Department of Molecular Biology and Biochemistry, University of California Irvine, Irvine, CA, 92697, USA.
Department of Developmental and Cell Biology, University of California Irvine, Irvine, CA, 92697, USA.
Breast Cancer Res. 2021 Sep 27;23(1):93. doi: 10.1186/s13058-021-01468-x.
Cancer metastasis is a complex process involving the spread of malignant cells from a primary tumor to distal organs. Understanding this cascade at a mechanistic level could provide critical new insights into the disease and potentially reveal new avenues for treatment. Transcriptome profiling of spontaneous cancer models is an attractive method to examine the dynamic changes accompanying tumor cell spread. However, such studies are complicated by the underlying heterogeneity of the cell types involved. The purpose of this study was to examine the transcriptomes of metastatic breast cancer cells using the well-established MMTV-PyMT mouse model.
Organ-derived metastatic cell lines were harvested from 10 female MMTV-PyMT mice. Cancer cells were isolated and sorted based on the expression of CD44/EpCAM or CD44/EpCAM surface markers. RNA from each cell line was extracted and sequenced using the NextSeq 500 Illumina platform. Tissue-specific genes were compared across the different metastatic and primary tumor samples. Reads were mapped to the mouse genome using STAR, and gene expression was quantified using RSEM. Single-cell RNA-seq (scRNA-seq) was performed on select samples using the ddSeq platform by BioRad and analyzed using Seurat v3.2.3. Monocle2 was used to infer pseudo-time progression.
Comparison of RNA sequencing data across all cell populations produced distinct gene clusters. Differential gene expression patterns related to CD44 expression, organ tropism, and immunomodulatory signatures were observed. scRNA-seq identified expression profiles based on tissue-dependent niches and clonal heterogeneity. These cohorts of data were narrowed down to identify subsets of genes with high expression and known metastatic propensity. Dot plot analyses further revealed clusters expressing cancer stem cell and cancer dormancy markers. Changes in relevant genes were investigated across pseudo-time and tissue origin using Monocle2. These data revealed transcriptomes that may contribute to sub-clonal evolution and treatment evasion during cancer progression.

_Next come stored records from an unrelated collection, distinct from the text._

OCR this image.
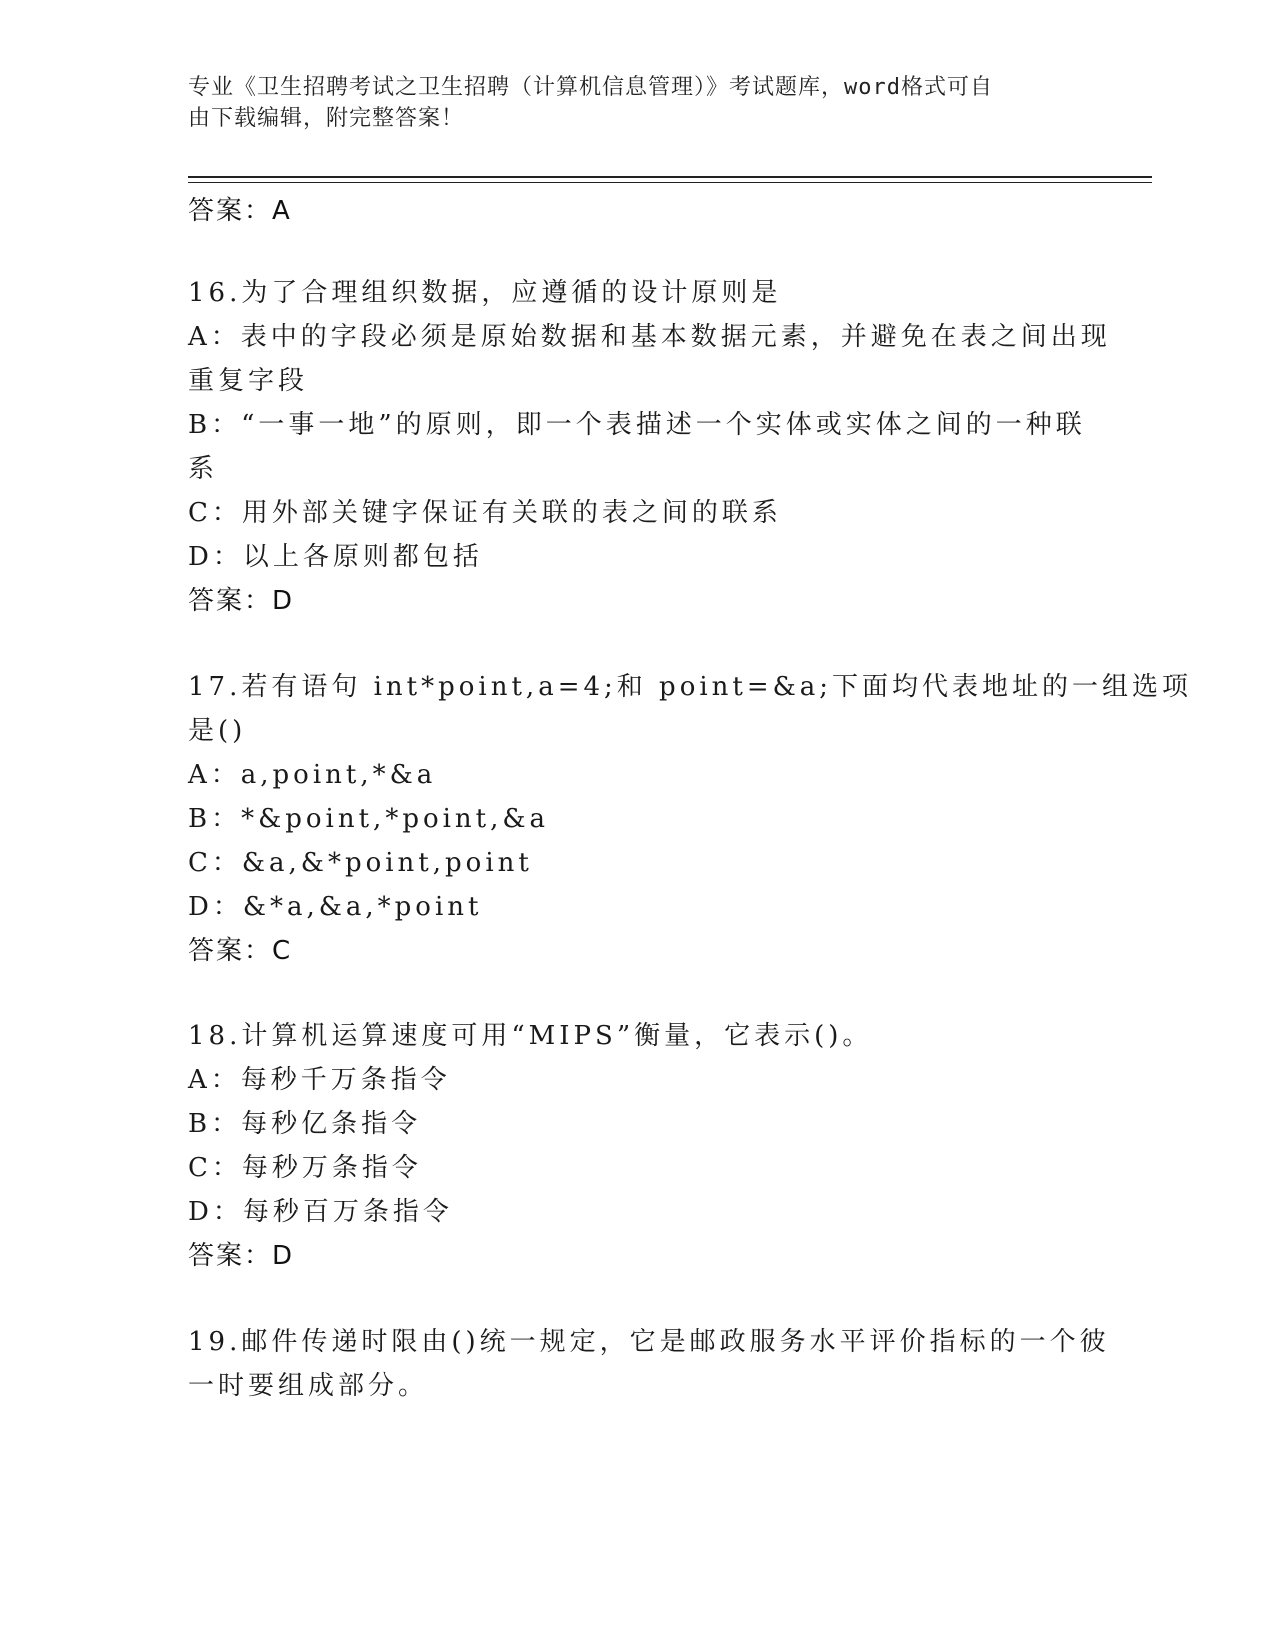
专业《卫生招聘考试之卫生招聘（计算机信息管理）》考试题库，word格式可自
由下载编辑，附完整答案！
答案：A
16.为了合理组织数据，应遵循的设计原则是
A：表中的字段必须是原始数据和基本数据元素，并避免在表之间出现
重复字段
B：“一事一地”的原则，即一个表描述一个实体或实体之间的一种联
系
C：用外部关键字保证有关联的表之间的联系
D：以上各原则都包括
答案：D
17.若有语句 int*point,a=4;和 point=&a;下面均代表地址的一组选项
是()
A：a,point,*&a
B：*&point,*point,&a
C：&a,&*point,point
D：&*a,&a,*point
答案：C
18.计算机运算速度可用“MIPS”衡量，它表示()。
A：每秒千万条指令
B：每秒亿条指令
C：每秒万条指令
D：每秒百万条指令
答案：D
19.邮件传递时限由()统一规定，它是邮政服务水平评价指标的一个彼
一时要组成部分。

We performed a comprehensive transcriptome analysis of tumor heterogeneity and organ tropism during breast cancer metastasis. These data add to our understanding of metastatic progression and highlight targets for breast cancer treatment. These markers could also be used to image the impact of tumor heterogeneity on metastases.
癌症转移是一个复杂的过程,涉及恶性细胞从原发性肿瘤向远处器官的扩散。从机制层面上理解这一级联反应,可以为该疾病提供关键的新见解,并可能为治疗提供新途径。自发癌症模型的转录组谱分析是一种研究伴随肿瘤细胞扩散的动态变化的有吸引力的方法。然而,这种研究受到所涉及的细胞类型的内在异质性的影响。本研究的目的是使用成熟的 MMTV-PyMT 小鼠模型研究转移性乳腺癌细胞的转录组。
从 10 只雌性 MMTV-PyMT 小鼠中收获器官来源的转移性细胞系。根据 CD44/EpCAM 或 CD44/EpCAM 表面标志物的表达,分离和分选癌细胞。从每个细胞系提取 RNA,并使用 NextSeq 500 Illumina 平台进行测序。比较不同转移性和原发性肿瘤样本中的组织特异性基因。使用 STAR 将reads 映射到小鼠基因组,使用 RSEM 定量基因表达。使用 BioRad 的 ddSeq 平台对选定样本进行单细胞 RNA-seq(scRNA-seq),并使用 Seurat v3.2.3 进行分析。使用 Monocle2 推断伪时间进展。
对所有细胞群体的 RNA 测序数据进行比较,产生了不同的基因簇。观察到与 CD44 表达、器官趋向性和免疫调节特征相关的差异基因表达模式。scRNA-seq 根据组织依赖的生态位和克隆异质性鉴定表达谱。这些数据群集缩小到识别具有高表达和已知转移性倾向的基因子集。点图分析进一步揭示了表达癌症干细胞和癌症休眠标志物的簇。使用 Monocle2 跨伪时间和组织起源研究相关基因的变化。这些数据揭示了可能有助于癌症进展过程中亚克隆进化和治疗逃避的转录组。
我们对乳腺癌转移过程中的肿瘤异质性和器官趋向性进行了全面的转录组分析。这些数据增加了我们对转移性进展的理解,并强调了乳腺癌治疗的靶点。这些标志物也可用于成像肿瘤异质性对转移的影响。